E. Reputation and SEO Repair: Priceless, but real
Security breaches erode customer trust and can get your domain blacklisted by Google. Repairing your SEO standing and online reputation may require weeks of work, including disavowing bad backlinks, submitting reconsideration requests, and rebuilding trust with your audience. You may also need to hire SEO consultants or PR help, which can run $500–$2,000+
Factors That Influence the Cost
Several things determine the cost of WordPress website recovery:
- Speed of response: The longer malware sits undetected, the more damage it causes and the higher the recovery costs.
- Type of hack: SEO spam, redirect malware, pharma hacks, and credit card skimming (Magecart-style attacks) vary widely in impact.
- Site size and complexity: Large WooCommerce or LMS sites take longer to inspect and restore.

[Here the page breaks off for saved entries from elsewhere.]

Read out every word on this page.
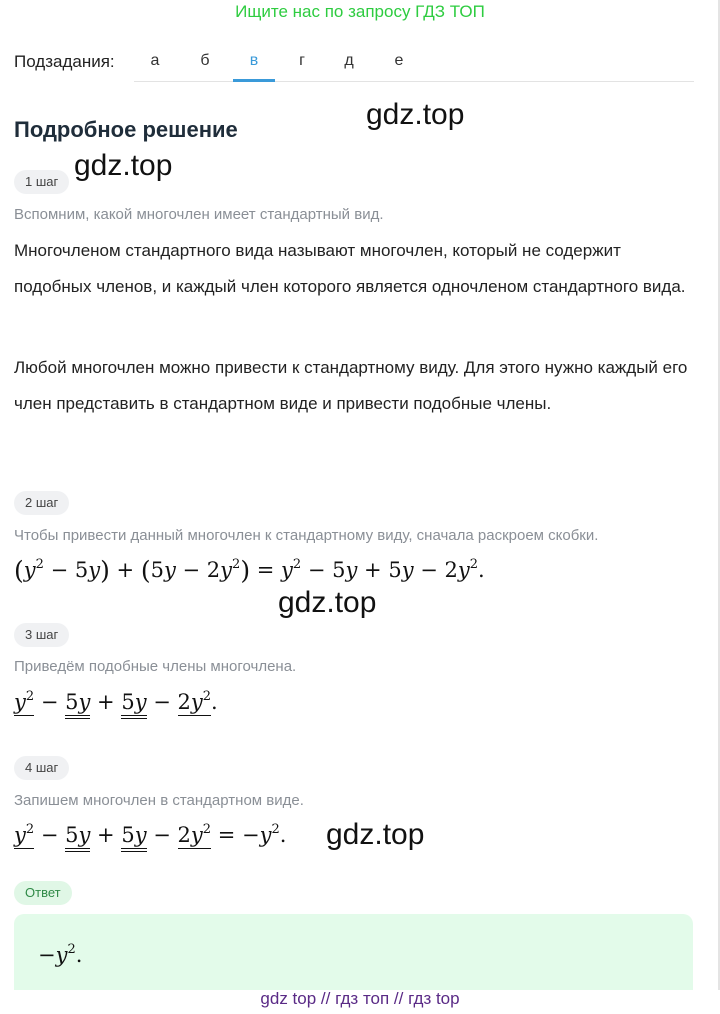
Ищите нас по запросу ГДЗ ТОП
Подзадания:	а	б	в	г	д	е
Подробное решение	gdz.top
gdz.top
gdz.top
gdz.top
1 шаг
Вспомним, какой многочлен имеет стандартный вид.
Многочленом стандартного вида называют многочлен, который не содержит подобных членов, и каждый член которого является одночленом стандартного вида.
Любой многочлен можно привести к стандартному виду. Для этого нужно каждый его член представить в стандартном виде и привести подобные члены.
2 шаг
Чтобы привести данный многочлен к стандартному виду, сначала раскроем скобки.
$(y^2 - 5y) + (5y - 2y^2) = y^2 - 5y + 5y - 2y^2$.
3 шаг
Приведём подобные члены многочлена.
$y^2 - 5y + 5y - 2y^2$.
4 шаг
Запишем многочлен в стандартном виде.
$y^2 - 5y + 5y - 2y^2 = -y^2$.
Ответ
$-y^2$.
gdz top // гдз топ // гдз top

- Hosting environment: Shared hosting may allow lateral infections or limit what you can access for recovery.
- Backup availability: No recent backup? Expect to pay more.

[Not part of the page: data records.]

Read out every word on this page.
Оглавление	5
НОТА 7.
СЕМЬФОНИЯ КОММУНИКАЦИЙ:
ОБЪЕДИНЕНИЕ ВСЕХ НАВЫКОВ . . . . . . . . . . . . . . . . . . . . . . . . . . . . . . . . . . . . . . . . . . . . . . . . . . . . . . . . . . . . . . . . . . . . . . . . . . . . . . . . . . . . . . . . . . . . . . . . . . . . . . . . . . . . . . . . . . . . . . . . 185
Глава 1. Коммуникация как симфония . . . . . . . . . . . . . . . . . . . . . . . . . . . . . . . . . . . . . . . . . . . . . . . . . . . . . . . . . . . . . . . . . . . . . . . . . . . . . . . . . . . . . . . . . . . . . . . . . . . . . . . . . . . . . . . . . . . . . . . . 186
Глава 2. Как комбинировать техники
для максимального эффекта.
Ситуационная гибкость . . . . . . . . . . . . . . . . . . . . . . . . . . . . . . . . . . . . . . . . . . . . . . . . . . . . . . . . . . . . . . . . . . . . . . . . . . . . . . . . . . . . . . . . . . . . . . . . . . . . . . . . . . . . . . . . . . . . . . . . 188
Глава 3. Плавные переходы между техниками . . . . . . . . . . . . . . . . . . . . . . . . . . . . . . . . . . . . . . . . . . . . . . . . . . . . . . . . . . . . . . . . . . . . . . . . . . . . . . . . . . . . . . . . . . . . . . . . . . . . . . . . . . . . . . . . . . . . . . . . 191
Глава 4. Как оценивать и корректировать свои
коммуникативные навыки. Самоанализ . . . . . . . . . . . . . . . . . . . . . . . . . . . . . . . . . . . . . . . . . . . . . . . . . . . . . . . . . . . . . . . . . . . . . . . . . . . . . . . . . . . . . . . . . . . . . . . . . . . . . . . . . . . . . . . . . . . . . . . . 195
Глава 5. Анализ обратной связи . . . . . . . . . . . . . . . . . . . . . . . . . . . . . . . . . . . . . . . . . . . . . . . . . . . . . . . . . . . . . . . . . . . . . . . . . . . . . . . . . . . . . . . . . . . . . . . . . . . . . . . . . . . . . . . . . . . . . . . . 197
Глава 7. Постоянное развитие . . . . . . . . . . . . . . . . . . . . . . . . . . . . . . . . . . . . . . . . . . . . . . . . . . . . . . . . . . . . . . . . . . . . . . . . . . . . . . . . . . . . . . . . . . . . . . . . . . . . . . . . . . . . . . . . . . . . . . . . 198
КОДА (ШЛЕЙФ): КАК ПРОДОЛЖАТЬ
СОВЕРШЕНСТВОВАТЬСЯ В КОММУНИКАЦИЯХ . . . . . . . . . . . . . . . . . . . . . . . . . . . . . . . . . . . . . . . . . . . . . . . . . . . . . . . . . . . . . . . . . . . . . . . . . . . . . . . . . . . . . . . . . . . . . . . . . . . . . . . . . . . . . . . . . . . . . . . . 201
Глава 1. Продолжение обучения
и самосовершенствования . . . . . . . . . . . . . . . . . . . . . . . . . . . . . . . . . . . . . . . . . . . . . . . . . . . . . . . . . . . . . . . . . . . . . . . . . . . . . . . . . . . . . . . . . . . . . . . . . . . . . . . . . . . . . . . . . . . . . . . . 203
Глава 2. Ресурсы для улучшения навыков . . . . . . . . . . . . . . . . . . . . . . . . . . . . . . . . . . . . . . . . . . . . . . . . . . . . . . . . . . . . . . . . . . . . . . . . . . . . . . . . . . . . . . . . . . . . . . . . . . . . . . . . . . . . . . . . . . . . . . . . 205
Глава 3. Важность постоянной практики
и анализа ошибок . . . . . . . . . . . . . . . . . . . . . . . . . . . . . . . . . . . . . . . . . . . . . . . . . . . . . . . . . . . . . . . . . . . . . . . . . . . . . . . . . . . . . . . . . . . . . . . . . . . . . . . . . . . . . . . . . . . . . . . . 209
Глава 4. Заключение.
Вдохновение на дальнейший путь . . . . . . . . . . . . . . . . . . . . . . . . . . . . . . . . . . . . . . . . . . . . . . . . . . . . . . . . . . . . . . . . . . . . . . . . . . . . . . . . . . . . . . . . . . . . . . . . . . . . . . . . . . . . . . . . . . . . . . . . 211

Common Types of WordPress Attacks in 2025
- Malware injections via nulled plugins and themes
- SQL injections and XSS vulnerabilities in outdated plugins
- Brute-force attacks on weak admin credentials
- Credential stuffing from breached third-party data
- Supply chain attacks through compromised plugin updates
According to Patchstack’s 2025 Security Report, 97% of successful WordPress attacks exploited vulnerabilities in plugins or themes hosted at www.wordpress.org, a trend consistent with previous years.
Prevention is Always Cheaper
The cost of protecting your WordPress site is significantly less than recovering it:
Security Measure | Annual Cost (Approx.) |
---|---|
Premium Security Plugin (e.g., Wordfence, iThemes) | $99 – $200 |
Managed WordPress Hosting (with security features) | $300 – $1,200 |
Offsite Backups (e.g., BlogVault, Jetpack, UpdraftPlus Premium) | $60 – $150 |
Security Monitoring + Firewall | Included or $100 – $500 |
Regular Maintenance Plan | $500 – $1,500 annually |
How to Reduce Recovery Costs (If You Get Hacked)
- Act fast: The earlier you detect and respond, the less damage spreads.
- Have recent backups: Offsite backups are your #1 insurance policy.
- Use professionals: Avoid DIY fixes unless you’re skilled—improper cleanup leaves backdoors.
- Communicate with users: Transparency builds trust if user data was exposed.
- Patch and harden: After recovery, secure your site against reinfection.
In 2025, recovering from a WordPress hack is not just a technical challenge—it’s a financial and reputational one. While many site owners try to cut corners on security, the reality is simple: you’ll either pay to protect your website, or you’ll pay more to recover it.
If you run a business-critical WordPress site, investing in a solid security stack and professional maintenance is no longer optional—it’s survival.